Following a weak June quarter from the point of view of their prices, commodities rallied strongly from July on expectations of an announcement of a third round of liquidity easing in the US. Prices were falling prior to that, due to concerns on Europe. This rally prior to the QE3 announcement (July to mid-September) had made the quarter one of the strongest periods for commodity indices since early 2009. A range of factors contributed to this turnaround, including bad weather that has boosted many agricultural commodity markets, rising geopolitical tensions supporting oil prices, and a further quantitative easing and better risk appetite, both particularly important factors in the recent recovery in base and precious metals prices.
However, “At this point, growth is the big problem for commodities, not liquidity,” said Kevin Norrish, analyst at Barclays Commodities. “When QE2 was announced in November 2010, the global economy was halfway through a quarter in which GDP growth averaged four per cent, followed by one of 3.7 per cent. Crucially for commodities, China was expanding at an annualised rate of 9.5 per cent. Even if QE3 proves successful, growth over the remainder of this year will likely be much lower. Global leading indicators have deteriorated markedly in the past month and are pointing to the risk of a big slowdown in the manufacturing sector, while economists are cutting their forecasts for Chinese and European growth.”

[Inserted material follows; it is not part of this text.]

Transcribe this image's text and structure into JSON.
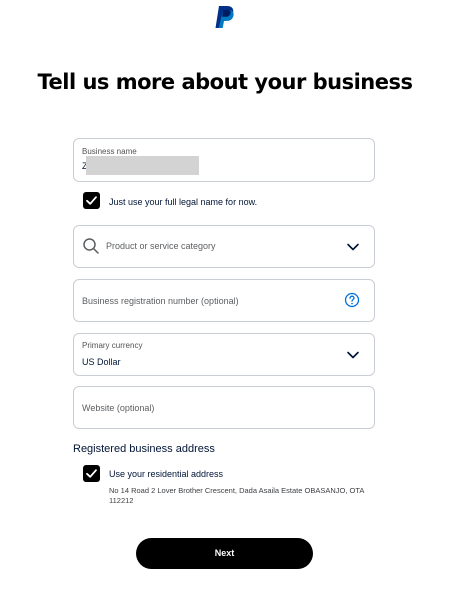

| TAKING A HIT Price change in various commodities since QE2 and QE3 | ||||||||
| In $/tonne | QE2 | % Change | QE3 | Sep 27, 12 | % change | |||
| Nov 03, 10 | Nov 17, 10 | after QE2 | Jun 30, 12 | Sep 13, 12 | Before QE3 | After QE3 | ||
| LME Lead | 2,490.00 | 2,222.00 | -10.76 | 1,796.00 | 2,112.50 | 2,273.00 | 17.62 | 7.60 |
| LME Nickel | 23,625.00 | 21,475.00 | -9.10 | 16,475.00 | 16,680.00 | 17,930.00 | 1.24 | 7.49 |
| LME Zinc | 2,427.00 | 2,085.00 | -14.09 | 1,843.00 | 1,984.50 | 2,068.00 | 7.68 | 4.21 |
| LME Tin | 25,850.00 | 24,350.00 | -5.80 | 18,775.00 | 20,325.00 | 20,995.00 | 8.26 | 3.3 |
| LME Copper | 8,400.50 | 8,145.00 | -3.04 | 7,604.50 | 8,055.50 | 8,130.50 | 5.93 | 0.93 |
| Gold Spot * | 1,348.54 | 1,336.05 | -0.93 | 1,597.45 | 1,767.12 | 1,758.45 | 10.62 | -0.49 |
| Silver Spot * | 24.86 | 25.65 | 3.19 | 27.50 | 34.66 | 34.13 | 26.07 | -1.55 |
| LME Aluminium | 2,401.50 | 2,225.00 | -7.35 | 1,834.50 | 2,082.00 | 2,049.00 | 13.49 | -1.59 |
| Brent Crude # | 86.11 | 82.60 | -4.08 | 97.00 | 116.41 | 111.18 | 20.01 | -4.49 |
| *$/oz; #$/bbl Source: Bloomberg; Compiled by Bs Research Bureau | ||||||||
In fact, the August trade data from China, a major commodity consuming country, showed moderation, with crude oil imports falling to the lowest in two years and copper import growth contraction. Lead imports rose 50 per cent and so did its price on the London Metal Exchange. Lead was up four per cent after QE3 and by 17 per cent prior to QE3.
According to Norrish: “Weakness in China’s commodity imports will become more pervasive, especially with high inventories overhanging sectors such as copper and steel.”
Even if commodities find some support from liquidity in the fourth quarter, prices could correct afterwards, as only real growth-related demand can support high prices and in their absence, prices could actually fall in early 2013.
Citi’s Mark Liinamaa says, “Our commodity team thinks the recent metal price rally could run through the year-end due to excess liquidity. In China, physical metal demand could improve in the fourth quarter, with a swing to re-stocking in the broader economy after an extended period of working off finished goods inventory. However, global growth is expected at 3.1 per cent and with healthy metal inventories and a backdrop of uncertain Chinese demand, prices will retreat in early 2013 from recent highs.”